The minor challenge had been to tell me the p value for my experiment. I postulated that saying the magic word “abracadabra” had increased the number of heads when tossing a coin. The experiment was carried out on Tuesday: I tossed a coin and got three tails in a row; then repeated the process after the magic word and had 2 heads and a tail. What is the p value? Answer...the p value (probability of tossing more coins by chance as tails) in this experiment was 0.875.

The paper for discussion had been "The Medical Effects of Kissing Booboos" by Hansen GL. Originally published as "The Palliative Effects of Osculation on the Prognosis of Pediatric Wounds" in the Annals of Improbable Research 1995 Volume 1: Number 5. I had asked you to identify any methodological flaws.

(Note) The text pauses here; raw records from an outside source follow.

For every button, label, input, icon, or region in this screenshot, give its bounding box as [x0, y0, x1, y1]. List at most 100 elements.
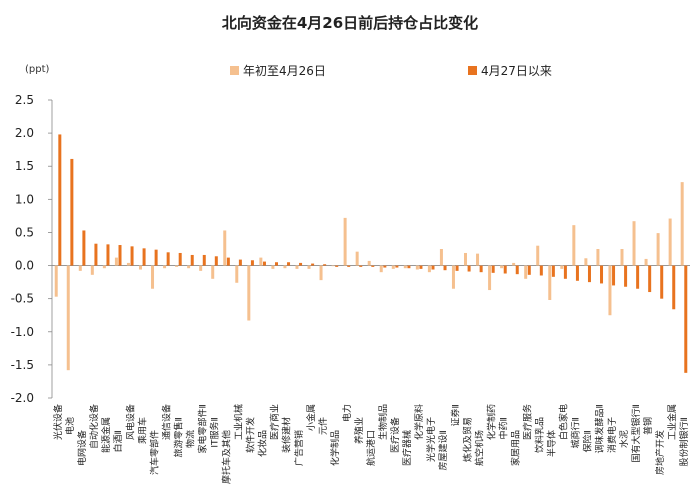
bar-series1 — [319, 265, 323, 281]
bar-series2 — [515, 265, 519, 275]
x-tick-label: 光伏设备 — [52, 404, 64, 440]
bar-series2 — [563, 265, 567, 279]
bar-series2 — [214, 256, 218, 266]
bar-series2 — [575, 265, 579, 281]
bar-series1 — [211, 265, 215, 279]
bar-series1 — [126, 262, 130, 266]
x-tick-label: IT服务Ⅱ — [209, 417, 221, 448]
x-tick-label: 电力 — [341, 404, 353, 422]
chart-title: 北向资金在4月26日前后持仓占比变化 — [222, 14, 478, 32]
x-tick-label: 乘用车 — [136, 417, 148, 444]
bar-series1 — [151, 265, 155, 289]
bar-series2 — [587, 265, 591, 283]
bar-series2 — [335, 265, 339, 267]
bar-series1 — [331, 265, 335, 267]
bar-series2 — [58, 134, 62, 266]
bar-series2 — [166, 252, 170, 266]
x-tick-label: 通信设备 — [160, 404, 172, 440]
x-tick-label: 半导体 — [546, 430, 558, 457]
bar-series1 — [355, 251, 359, 266]
x-tick-label: 股份制银行Ⅱ — [678, 417, 690, 466]
x-tick-label: 旅游零售Ⅱ — [172, 417, 184, 457]
x-tick-label: 炼化及贸易 — [461, 417, 473, 462]
x-tick-label: 摩托车及其他 — [221, 430, 233, 484]
bar-series1 — [500, 265, 504, 269]
bar-series2 — [154, 249, 158, 266]
y-axis: 2.5 2.0 1.5 1.0 0.5 0.0 -0.5 -1.0 -1.5 -2.0 — [11, 93, 53, 405]
x-tick-label: 风电设备 — [124, 404, 136, 440]
bar-series1 — [632, 221, 636, 266]
x-tick-label: 工业机械 — [233, 404, 245, 440]
x-tick-label: 元件 — [317, 417, 329, 435]
bar-series2 — [82, 230, 86, 266]
x-tick-label: 化学原料 — [413, 404, 425, 440]
bar-series2 — [275, 262, 278, 266]
y-tick-label: 1.0 — [15, 192, 34, 206]
y-tick-label: -0.5 — [11, 292, 34, 306]
bar-series2 — [419, 265, 423, 269]
x-tick-label: 中药Ⅱ — [497, 417, 509, 439]
bar-series1 — [415, 265, 419, 270]
bar-series1 — [187, 265, 191, 269]
bar-series2 — [624, 265, 628, 287]
bar-series1 — [307, 265, 311, 269]
x-tick-label: 城商行Ⅱ — [570, 417, 582, 448]
bar-series2 — [262, 261, 266, 266]
legend: 年初至4月26日 4月27日以来 — [230, 64, 552, 78]
bar-series2 — [142, 248, 146, 266]
x-tick-label: 普钢 — [642, 417, 654, 435]
x-tick-label: 航空机场 — [473, 430, 485, 466]
x-tick-label: 房屋建设Ⅱ — [437, 430, 449, 470]
bar-series2 — [539, 265, 543, 276]
bar-series1 — [259, 257, 263, 266]
bar-series2 — [190, 254, 194, 266]
x-tick-label: 软件开发 — [245, 417, 257, 453]
y-tick-label: -2.0 — [11, 391, 34, 405]
bar-series2 — [347, 265, 351, 267]
bar-series2 — [600, 265, 604, 284]
bar-series2 — [467, 265, 471, 272]
x-tick-label: 家电零部件Ⅱ — [196, 404, 208, 453]
bar-series2 — [660, 265, 664, 299]
bar-series1 — [427, 265, 431, 273]
x-tick-label: 房地产开发 — [654, 430, 666, 475]
bar-series1 — [235, 265, 239, 283]
x-tick-label: 航运港口 — [365, 430, 377, 466]
x-tick-label: 饮料乳品 — [534, 417, 546, 453]
bar-series1 — [199, 265, 203, 271]
bar-series1 — [223, 230, 227, 266]
y-tick-label: 1.5 — [15, 159, 34, 173]
y-axis-unit: (ppt) — [25, 64, 50, 75]
bar-series1 — [66, 265, 70, 371]
bar-series1 — [476, 253, 480, 266]
bar-series2 — [503, 265, 507, 274]
bar-series1 — [668, 218, 672, 266]
x-tick-label: 汽车零部件 — [148, 430, 160, 475]
bar-series2 — [443, 265, 447, 271]
bar-series1 — [247, 265, 251, 321]
bar-series1 — [464, 252, 467, 266]
y-tick-label: -1.0 — [11, 325, 34, 339]
bar-series1 — [102, 265, 106, 269]
bar-series1 — [391, 265, 395, 269]
bar-series1 — [572, 225, 576, 266]
bar-series1 — [620, 249, 624, 266]
bar-series1 — [656, 233, 660, 266]
bar-series1 — [680, 182, 684, 266]
y-tick-label: 0.5 — [15, 225, 34, 239]
bar-series2 — [612, 265, 616, 286]
bar-series2 — [70, 158, 74, 266]
bar-series1 — [138, 265, 142, 270]
x-tick-label: 小金属 — [305, 404, 317, 431]
bar-series2 — [359, 265, 363, 267]
bar-series2 — [383, 265, 387, 268]
bar-series2 — [130, 246, 134, 266]
bar-series2 — [551, 265, 555, 277]
x-tick-label: 物流 — [184, 430, 196, 448]
x-tick-label: 工业金属 — [666, 404, 678, 440]
bar-series2 — [395, 265, 399, 268]
bar-series1 — [560, 265, 564, 269]
bar-series1 — [512, 262, 516, 266]
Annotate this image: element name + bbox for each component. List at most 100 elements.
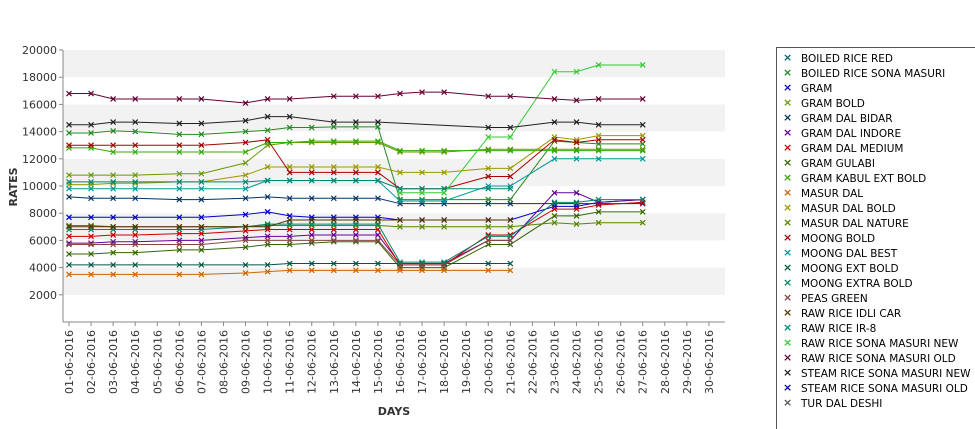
x-tick-label: 09-06-2016 xyxy=(240,330,253,394)
data-point xyxy=(330,123,337,130)
legend-item: × GRAM KABUL EXT BOLD xyxy=(777,172,975,188)
data-point xyxy=(507,237,514,244)
data-point xyxy=(286,169,293,176)
legend-item: × GRAM GULABI xyxy=(777,157,975,173)
data-point xyxy=(551,219,558,226)
x-tick-label: 08-06-2016 xyxy=(217,330,230,394)
data-point xyxy=(132,271,139,278)
data-point xyxy=(573,221,580,228)
series-line xyxy=(69,139,643,190)
data-point xyxy=(242,244,249,251)
data-point xyxy=(264,127,271,134)
data-point xyxy=(352,217,359,223)
data-point xyxy=(176,170,183,177)
data-point xyxy=(507,217,514,223)
data-point xyxy=(375,119,381,126)
data-point xyxy=(330,138,337,145)
data-point xyxy=(88,90,94,97)
data-point xyxy=(441,217,448,223)
x-tick-label: 18-06-2016 xyxy=(438,330,451,394)
data-point xyxy=(375,138,381,145)
series-gram-gulabi xyxy=(66,208,646,271)
legend-marker-icon: × xyxy=(783,231,793,244)
data-point xyxy=(66,90,72,97)
x-tick-label: 21-06-2016 xyxy=(504,330,517,394)
legend-marker-icon: × xyxy=(783,336,793,349)
data-point xyxy=(639,208,646,215)
x-tick-label: 02-06-2016 xyxy=(85,330,98,394)
data-point xyxy=(132,214,139,221)
data-point xyxy=(110,195,117,202)
data-point xyxy=(286,177,293,184)
series-line xyxy=(69,135,643,186)
data-point xyxy=(330,195,337,202)
data-point xyxy=(176,214,183,221)
x-tick-label: 07-06-2016 xyxy=(195,330,208,394)
legend-marker-icon: × xyxy=(783,366,793,379)
data-point xyxy=(242,178,249,185)
data-point xyxy=(375,217,381,223)
data-point xyxy=(176,96,183,102)
data-point xyxy=(286,217,293,223)
data-point xyxy=(242,100,249,106)
x-tick-label: 17-06-2016 xyxy=(416,330,429,394)
data-point xyxy=(595,147,602,154)
legend-label: GRAM DAL MEDIUM xyxy=(801,143,904,155)
data-point xyxy=(176,142,183,149)
data-point xyxy=(88,121,94,128)
series-line xyxy=(69,199,643,221)
x-tick-label: 14-06-2016 xyxy=(350,330,363,394)
legend-item: × RAW RICE SONA MASURI NEW xyxy=(777,336,975,353)
data-point xyxy=(286,139,293,146)
data-point xyxy=(419,169,425,176)
data-point xyxy=(264,208,271,215)
data-point xyxy=(397,261,403,268)
legend-marker-icon: × xyxy=(783,381,793,394)
x-tick-label: 29-06-2016 xyxy=(681,330,694,394)
data-point xyxy=(286,267,293,274)
data-point xyxy=(88,172,94,179)
legend-item: × MASUR DAL BOLD xyxy=(777,201,975,218)
data-point xyxy=(485,134,492,140)
data-point xyxy=(375,232,381,238)
legend-label: GRAM DAL INDORE xyxy=(801,128,902,140)
data-point xyxy=(375,123,381,130)
legend-label: MOONG DAL BEST xyxy=(801,248,898,260)
data-point xyxy=(352,177,359,184)
legend-marker-icon: × xyxy=(783,201,793,214)
data-point xyxy=(110,172,117,179)
data-point xyxy=(66,241,72,248)
data-point xyxy=(441,147,448,154)
series-lines xyxy=(66,62,646,278)
data-point xyxy=(88,223,94,230)
legend-label: RAW RICE IDLI CAR xyxy=(801,308,902,320)
data-point xyxy=(132,119,139,126)
data-point xyxy=(242,139,249,146)
series-line xyxy=(69,116,643,129)
series-masur-dal xyxy=(66,267,514,278)
data-point xyxy=(66,223,72,230)
data-point xyxy=(352,93,359,100)
data-point xyxy=(375,164,381,170)
data-point xyxy=(132,261,139,268)
data-point xyxy=(485,217,492,223)
series-raw-rice-sona-masuri-old xyxy=(66,89,646,106)
data-point xyxy=(110,223,117,230)
data-point xyxy=(573,119,580,126)
data-point xyxy=(66,193,72,200)
data-point xyxy=(176,178,183,185)
data-point xyxy=(352,195,359,202)
data-point xyxy=(352,169,359,176)
y-axis-label: RATES xyxy=(7,167,20,206)
series-line xyxy=(69,219,511,228)
x-tick-label: 16-06-2016 xyxy=(394,330,407,394)
data-point xyxy=(375,260,381,267)
legend-label: RAW RICE IR-8 xyxy=(801,323,877,335)
data-point xyxy=(308,267,315,274)
data-point xyxy=(66,271,72,278)
data-point xyxy=(507,134,514,140)
x-tick-label: 05-06-2016 xyxy=(151,330,164,394)
data-point xyxy=(507,147,514,154)
data-point xyxy=(66,261,72,268)
legend-item: × GRAM DAL MEDIUM xyxy=(777,142,975,158)
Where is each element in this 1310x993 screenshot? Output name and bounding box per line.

This paper describes an observational study of kissing wounds better. Only 23 of 24,617 cases were enrolled: the numbers themselves are not a problem since most studies use only a sample of the possible subjects. What is important is that the subjects should be selected randomly otherwise there may be bias in the selection process. Bias can be reduced by randomly allocating patients to treatment groups and blinding subjects and investigators to the treatment used. Since this is an observational study randomisation has already been foregone...and we are given no information to suggest that the assessment is blinded. In an RCT you can get some idea about the success of randomisation by looking at the rather boring table called something like “baseline characteristics”. Most of these should be similar in each group if the randomisation procedure has worked. Don’t fall for the arguments such as “ there were more diabetics in group A so the improvement in survival is even more impressive”. You should be thinking “is the randomisation process robust?” Of course this paper has no statistical testing.

Some reading for related to this...read them for Tuesday’s wardround.

What are confidence intervals? Davies HT

Bandolier Bias guide

Interesting topics this week:

Neurofibromatosis

TIMI score
see below October 5, 2005

Alcoholic hepatitis

Next week’s reading is Bacterial Infections in Drug Users. Gordon RJ, Lowy FD. NEJM November 3, 2005; 353 (18):1945-1954.
You should be able to get a copy from the NHSES e-library with your Athens password.

The two minute tutorials will be based on sections of this paper:

Epidemiology (PS)
Pathogenesis (HG)
Clinical Features (AS & BA)
Prevention (CT)
Treatment (NJ)

Try to deliver your talks rather than read them out.

MJM

1 comment:

Anonymous said...

Hiccoughs: don't think of hiccoughs in a palliative care setting as the same as the amusing hiccoughs you occasionally have...otherwise you will get off on the wrong foot with the patient.